Note also the typical ‘faulty’ linking devices used to continue the sentence: ‘and’ (x2) + ‘in order to’ + ‘caused by’.
Question: So, what exactly is the ‘appropriate’ length and information load for a sentence?
Answer: Two. A well-constructed, clear sentence has no more than two parts, typically equating to 1.5 – 2 lines in length.
Let’s illustrate this by applying this ‘Rule of Two’ to the extract above:
“The XXX industry welcomes the government’s intentions to further address the issue of consumer protection, seeing the proposal as a useful complement to the proposal for a Charter of Consumers’ Rights. We believe it will contribute to better securing fair and transparent prices for consumers. In parallel, we acknowledge it will deal with discrepancies in current pricing structures in the market caused by the existing overlaps in market regulations.”

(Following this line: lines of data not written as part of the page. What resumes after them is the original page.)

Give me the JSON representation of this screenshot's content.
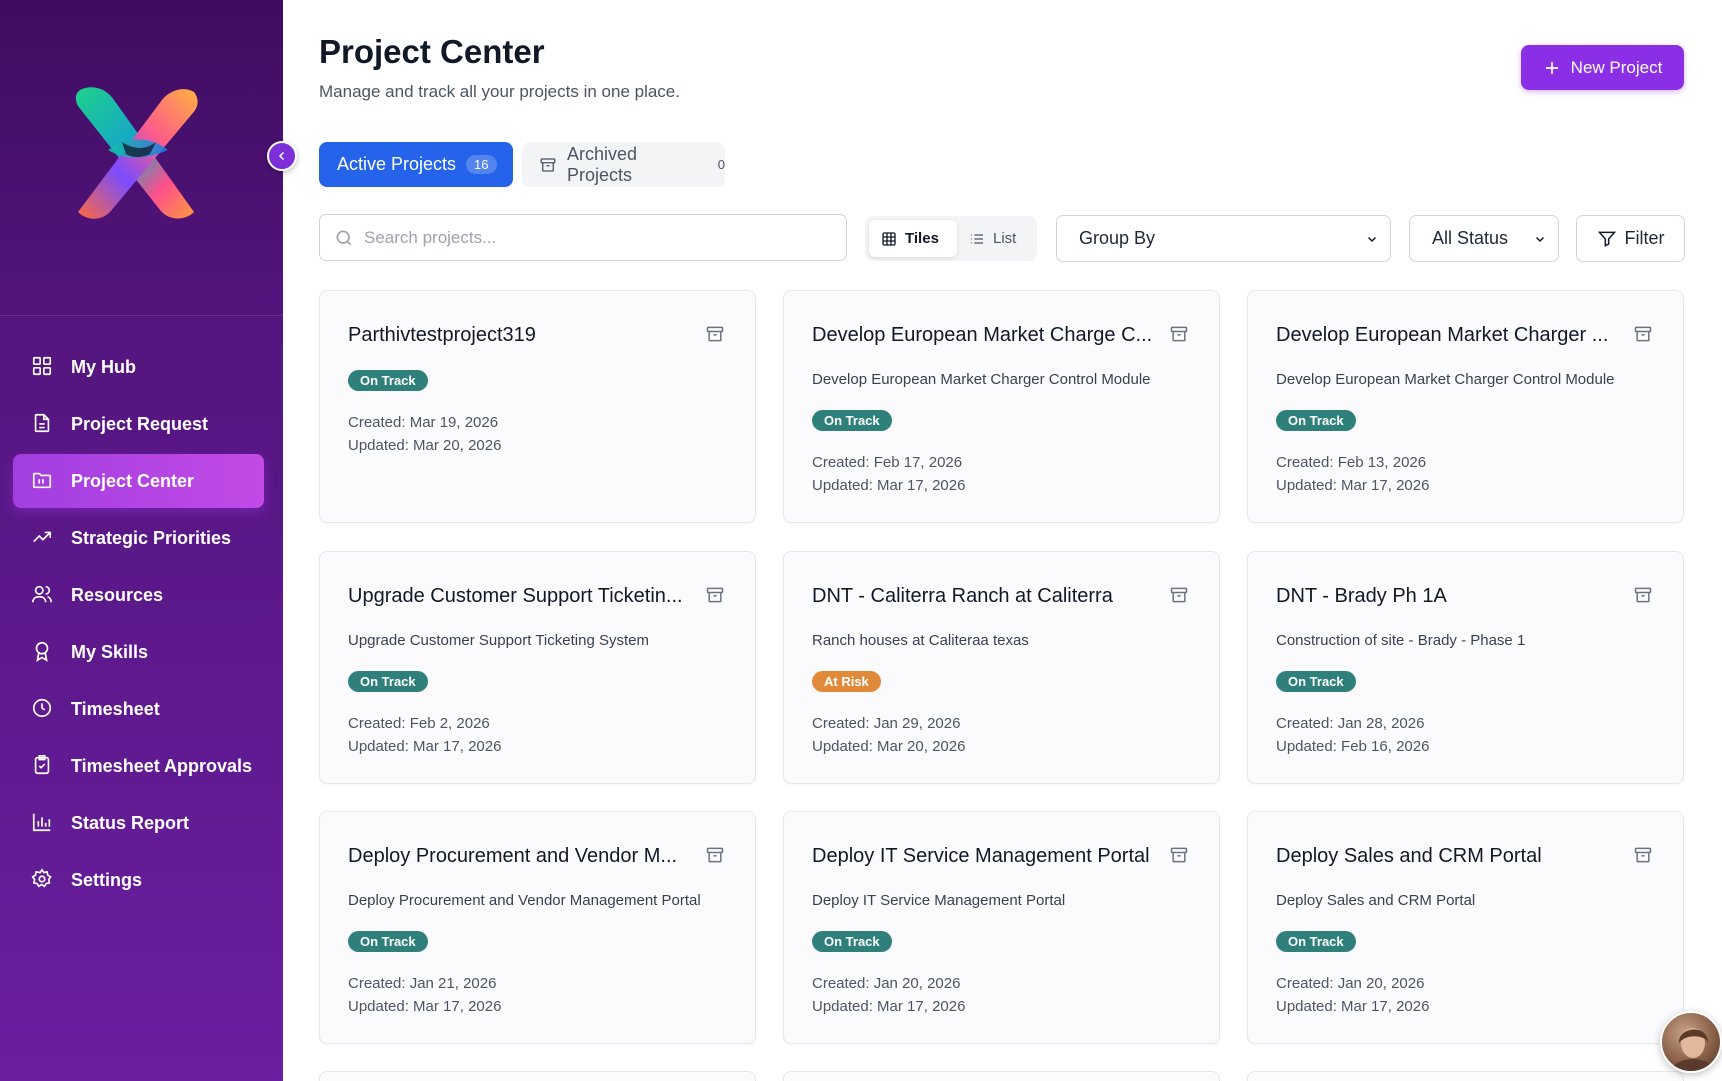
{
  "sidebar": {
    "items": [
      {
        "label": "My Hub",
        "icon": "grid-icon",
        "active": false
      },
      {
        "label": "Project Request",
        "icon": "document-icon",
        "active": false
      },
      {
        "label": "Project Center",
        "icon": "folder-icon",
        "active": true
      },
      {
        "label": "Strategic Priorities",
        "icon": "trending-up-icon",
        "active": false
      },
      {
        "label": "Resources",
        "icon": "users-icon",
        "active": false
      },
      {
        "label": "My Skills",
        "icon": "award-icon",
        "active": false
      },
      {
        "label": "Timesheet",
        "icon": "clock-icon",
        "active": false
      },
      {
        "label": "Timesheet Approvals",
        "icon": "clipboard-check-icon",
        "active": false
      },
      {
        "label": "Status Report",
        "icon": "bar-chart-icon",
        "active": false
      },
      {
        "label": "Settings",
        "icon": "gear-icon",
        "active": false
      }
    ]
  },
  "header": {
    "title": "Project Center",
    "subtitle": "Manage and track all your projects in one place.",
    "new_project_label": "New Project"
  },
  "tabs": {
    "active": {
      "label": "Active Projects",
      "count": "16"
    },
    "archived": {
      "label": "Archived Projects",
      "count": "0"
    }
  },
  "toolbar": {
    "search_placeholder": "Search projects...",
    "view_tiles": "Tiles",
    "view_list": "List",
    "group_by": "Group By",
    "status": "All Status",
    "filter": "Filter"
  },
  "colors": {
    "accent": "#8b2fe6",
    "primary_blue": "#2563eb",
    "on_track": "#2f7f7a",
    "at_risk": "#e08a3a"
  },
  "projects": [
    {
      "title": "Parthivtestproject319",
      "description": "",
      "status": "On Track",
      "created": "Created: Mar 19, 2026",
      "updated": "Updated: Mar 20, 2026"
    },
    {
      "title": "Develop European Market Charge C...",
      "description": "Develop European Market Charger Control Module",
      "status": "On Track",
      "created": "Created: Feb 17, 2026",
      "updated": "Updated: Mar 17, 2026"
    },
    {
      "title": "Develop European Market Charger ...",
      "description": "Develop European Market Charger Control Module",
      "status": "On Track",
      "created": "Created: Feb 13, 2026",
      "updated": "Updated: Mar 17, 2026"
    },
    {
      "title": "Upgrade Customer Support Ticketin...",
      "description": "Upgrade Customer Support Ticketing System",
      "status": "On Track",
      "created": "Created: Feb 2, 2026",
      "updated": "Updated: Mar 17, 2026"
    },
    {
      "title": "DNT - Caliterra Ranch at Caliterra",
      "description": "Ranch houses at Caliteraa texas",
      "status": "At Risk",
      "created": "Created: Jan 29, 2026",
      "updated": "Updated: Mar 20, 2026"
    },
    {
      "title": "DNT - Brady Ph 1A",
      "description": "Construction of site - Brady - Phase 1",
      "status": "On Track",
      "created": "Created: Jan 28, 2026",
      "updated": "Updated: Feb 16, 2026"
    },
    {
      "title": "Deploy Procurement and Vendor M...",
      "description": "Deploy Procurement and Vendor Management Portal",
      "status": "On Track",
      "created": "Created: Jan 21, 2026",
      "updated": "Updated: Mar 17, 2026"
    },
    {
      "title": "Deploy IT Service Management Portal",
      "description": "Deploy IT Service Management Portal",
      "status": "On Track",
      "created": "Created: Jan 20, 2026",
      "updated": "Updated: Mar 17, 2026"
    },
    {
      "title": "Deploy Sales and CRM Portal",
      "description": "Deploy Sales and CRM Portal",
      "status": "On Track",
      "created": "Created: Jan 20, 2026",
      "updated": "Updated: Mar 17, 2026"
    }
  ]
}
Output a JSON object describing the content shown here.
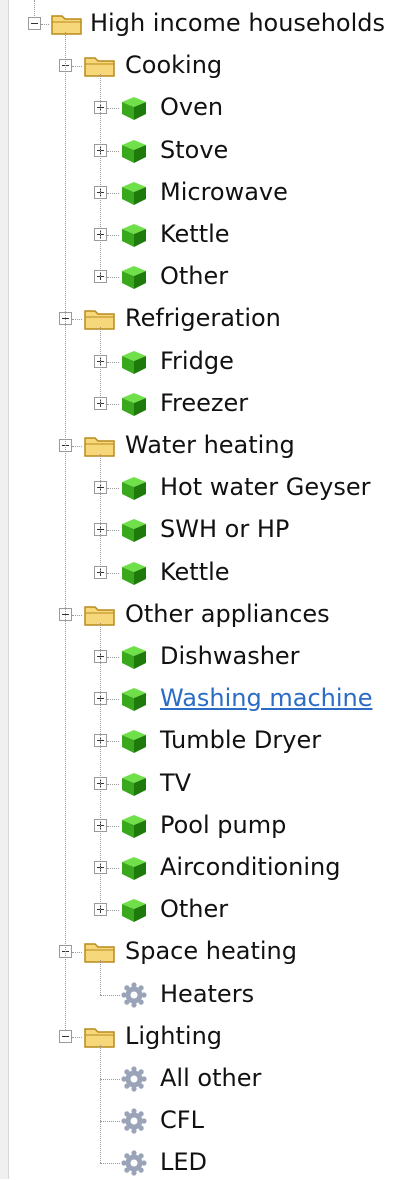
{
  "tree": {
    "root": {
      "label": "High income households",
      "icon": "folder-icon",
      "expanded": true
    },
    "groups": [
      {
        "label": "Cooking",
        "icon": "folder-icon",
        "expanded": true,
        "items": [
          {
            "label": "Oven",
            "icon": "cube-icon",
            "expander": true
          },
          {
            "label": "Stove",
            "icon": "cube-icon",
            "expander": true
          },
          {
            "label": "Microwave",
            "icon": "cube-icon",
            "expander": true
          },
          {
            "label": "Kettle",
            "icon": "cube-icon",
            "expander": true
          },
          {
            "label": "Other",
            "icon": "cube-icon",
            "expander": true
          }
        ]
      },
      {
        "label": "Refrigeration",
        "icon": "folder-icon",
        "expanded": true,
        "items": [
          {
            "label": "Fridge",
            "icon": "cube-icon",
            "expander": true
          },
          {
            "label": "Freezer",
            "icon": "cube-icon",
            "expander": true
          }
        ]
      },
      {
        "label": "Water heating",
        "icon": "folder-icon",
        "expanded": true,
        "items": [
          {
            "label": "Hot water Geyser",
            "icon": "cube-icon",
            "expander": true
          },
          {
            "label": "SWH or HP",
            "icon": "cube-icon",
            "expander": true
          },
          {
            "label": "Kettle",
            "icon": "cube-icon",
            "expander": true
          }
        ]
      },
      {
        "label": "Other appliances",
        "icon": "folder-icon",
        "expanded": true,
        "items": [
          {
            "label": "Dishwasher",
            "icon": "cube-icon",
            "expander": true
          },
          {
            "label": "Washing machine",
            "icon": "cube-icon",
            "expander": true,
            "hovered": true
          },
          {
            "label": "Tumble Dryer",
            "icon": "cube-icon",
            "expander": true
          },
          {
            "label": "TV",
            "icon": "cube-icon",
            "expander": true
          },
          {
            "label": "Pool pump",
            "icon": "cube-icon",
            "expander": true
          },
          {
            "label": "Airconditioning",
            "icon": "cube-icon",
            "expander": true
          },
          {
            "label": "Other",
            "icon": "cube-icon",
            "expander": true
          }
        ]
      },
      {
        "label": "Space heating",
        "icon": "folder-icon",
        "expanded": true,
        "items": [
          {
            "label": "Heaters",
            "icon": "gear-icon",
            "expander": false
          }
        ]
      },
      {
        "label": "Lighting",
        "icon": "folder-icon",
        "expanded": true,
        "items": [
          {
            "label": "All other",
            "icon": "gear-icon",
            "expander": false
          },
          {
            "label": "CFL",
            "icon": "gear-icon",
            "expander": false
          },
          {
            "label": "LED",
            "icon": "gear-icon",
            "expander": false
          }
        ]
      }
    ]
  },
  "colors": {
    "cube_top": "#6fe04a",
    "cube_front": "#3aa81c",
    "cube_side": "#1f7a0c",
    "folder_fill": "#f6d77a",
    "folder_edge": "#b88a1c",
    "gear": "#9aa3b8",
    "link": "#2b6cc4"
  }
}
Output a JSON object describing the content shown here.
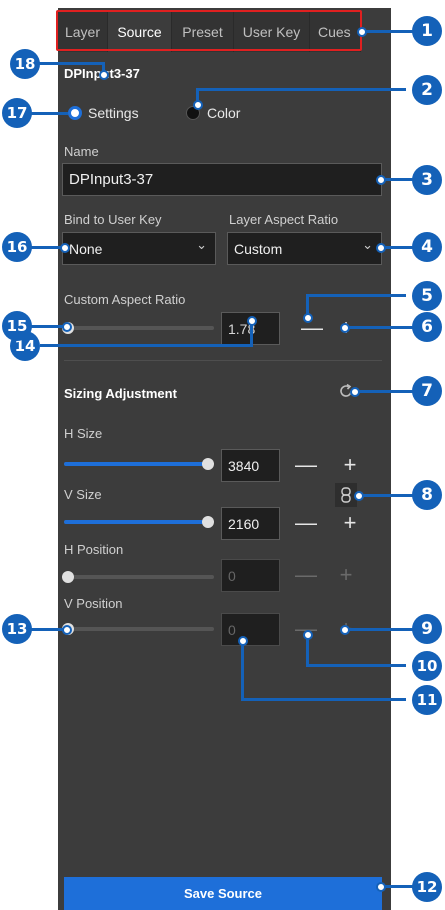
{
  "tabs": [
    "Layer",
    "Source",
    "Preset",
    "User Key",
    "Cues"
  ],
  "active_tab": "Source",
  "source_name_heading": "DPInput3-37",
  "radio": {
    "settings": "Settings",
    "color": "Color",
    "selected": "Settings"
  },
  "name": {
    "label": "Name",
    "value": "DPInput3-37"
  },
  "bind_user_key": {
    "label": "Bind to User Key",
    "value": "None"
  },
  "layer_aspect": {
    "label": "Layer Aspect Ratio",
    "value": "Custom"
  },
  "custom_aspect": {
    "label": "Custom Aspect Ratio",
    "value": "1.78",
    "slider_fraction": 0.0
  },
  "sizing": {
    "title": "Sizing Adjustment",
    "h_size": {
      "label": "H Size",
      "value": "3840",
      "slider_fraction": 1.0
    },
    "v_size": {
      "label": "V Size",
      "value": "2160",
      "slider_fraction": 1.0
    },
    "h_position": {
      "label": "H Position",
      "value": "0",
      "slider_fraction": 0.0
    },
    "v_position": {
      "label": "V Position",
      "value": "0",
      "slider_fraction": 0.0
    }
  },
  "buttons": {
    "minus": "—",
    "plus": "+",
    "save": "Save Source",
    "dropdown": "⌄"
  },
  "callouts": [
    "1",
    "2",
    "3",
    "4",
    "5",
    "6",
    "7",
    "8",
    "9",
    "10",
    "11",
    "12",
    "13",
    "14",
    "15",
    "16",
    "17",
    "18"
  ],
  "colors": {
    "accent": "#1e6fd9",
    "callout": "#1461b8",
    "panel": "#3c3c3c",
    "highlight": "#e02020"
  }
}
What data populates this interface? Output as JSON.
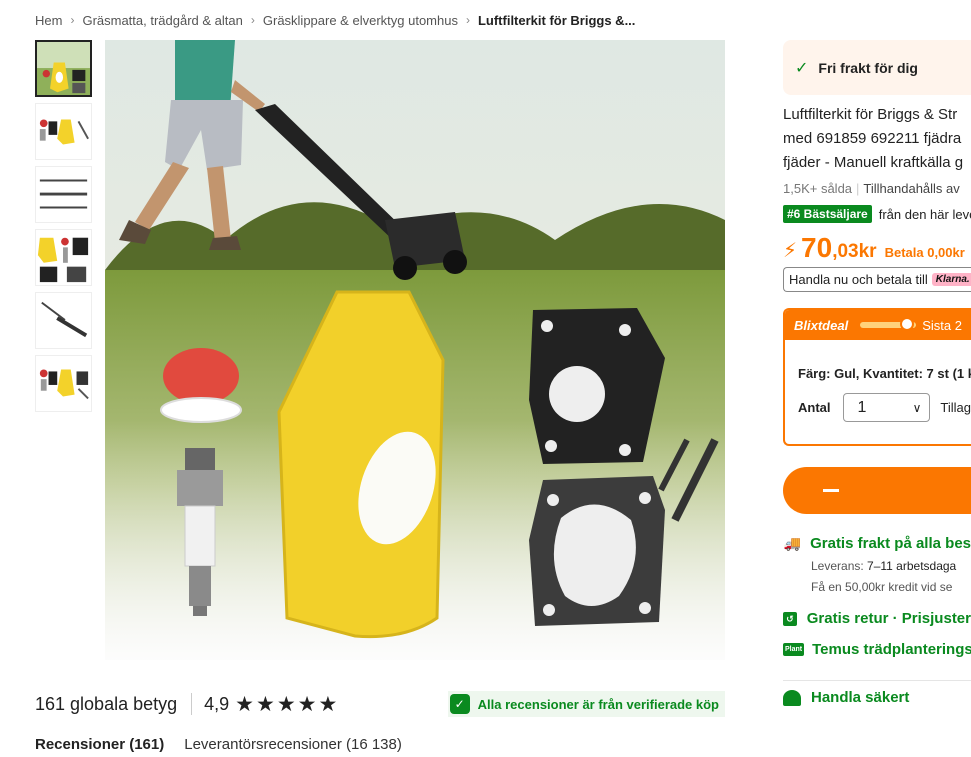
{
  "breadcrumb": {
    "items": [
      "Hem",
      "Gräsmatta, trädgård & altan",
      "Gräsklippare & elverktyg utomhus"
    ],
    "current": "Luftfilterkit för Briggs &..."
  },
  "thumbnails": [
    "product-thumb-1",
    "product-thumb-2",
    "product-thumb-3",
    "product-thumb-4",
    "product-thumb-5",
    "product-thumb-6"
  ],
  "reviews": {
    "count_label": "161 globala betyg",
    "score": "4,9",
    "stars": [
      "★",
      "★",
      "★",
      "★",
      "★"
    ],
    "verified": "Alla recensioner är från verifierade köp",
    "tabs": [
      "Recensioner (161)",
      "Leverantörsrecensioner (16 138)"
    ]
  },
  "sidebar": {
    "free_shipping": "Fri frakt för dig",
    "title_lines": [
      "Luftfilterkit för Briggs & Str",
      "med 691859 692211 fjädra",
      "fjäder - Manuell kraftkälla g"
    ],
    "sold": "1,5K+ sålda",
    "supply": "Tillhandahålls av",
    "bestseller_badge": "#6 Bästsäljare",
    "bestseller_text": "från den här leve",
    "price_int": "70",
    "price_dec": ",03kr",
    "pay_later": "Betala 0,00kr",
    "klarna_text": "Handla nu och betala till",
    "klarna_logo": "Klarna.",
    "deal_title": "Blixtdeal",
    "deal_text": "Sista 2",
    "deal_progress": 0.85,
    "variant": "Färg: Gul, Kvantitet: 7 st (1 k",
    "qty_label": "Antal",
    "qty_value": "1",
    "qty_extra": "Tillag",
    "ship_title": "Gratis frakt på alla bes",
    "delivery_label": "Leverans:",
    "delivery_value": "7–11 arbetsdaga",
    "credit": "Få en 50,00kr kredit vid se",
    "returns": "Gratis retur · Prisjuster",
    "plant_badge": "Plant",
    "plant": "Temus trädplanterings",
    "bottom": "Handla säkert"
  },
  "colors": {
    "accent": "#fb7701",
    "green": "#0a8a1f"
  }
}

So now, we have three sentences, each made up of no more than two parts and connected with more appropriate linking devices.
This revised version of the text now allows the intended reader to comfortably process the messages without the need to re-read. This significantly raises the text’s flow, clarity and impact.
Consistently apply the Rule of Two if you want to produce consistently clear sentences with flow and impact:
You can apply two concrete techniques to your professional writing to consistently avoid the two commonest ‘clarity pitfalls’:
1) The WHAT + WHY structure for your sentences – so you don’t bury your gold
2) The ‘Rule of Two’ – so you don’t overload sentences, producing ‘sentence breakdown’
Do this, and your text will be clearer and more easily readable for your target audience, with a stronger, lasting impact.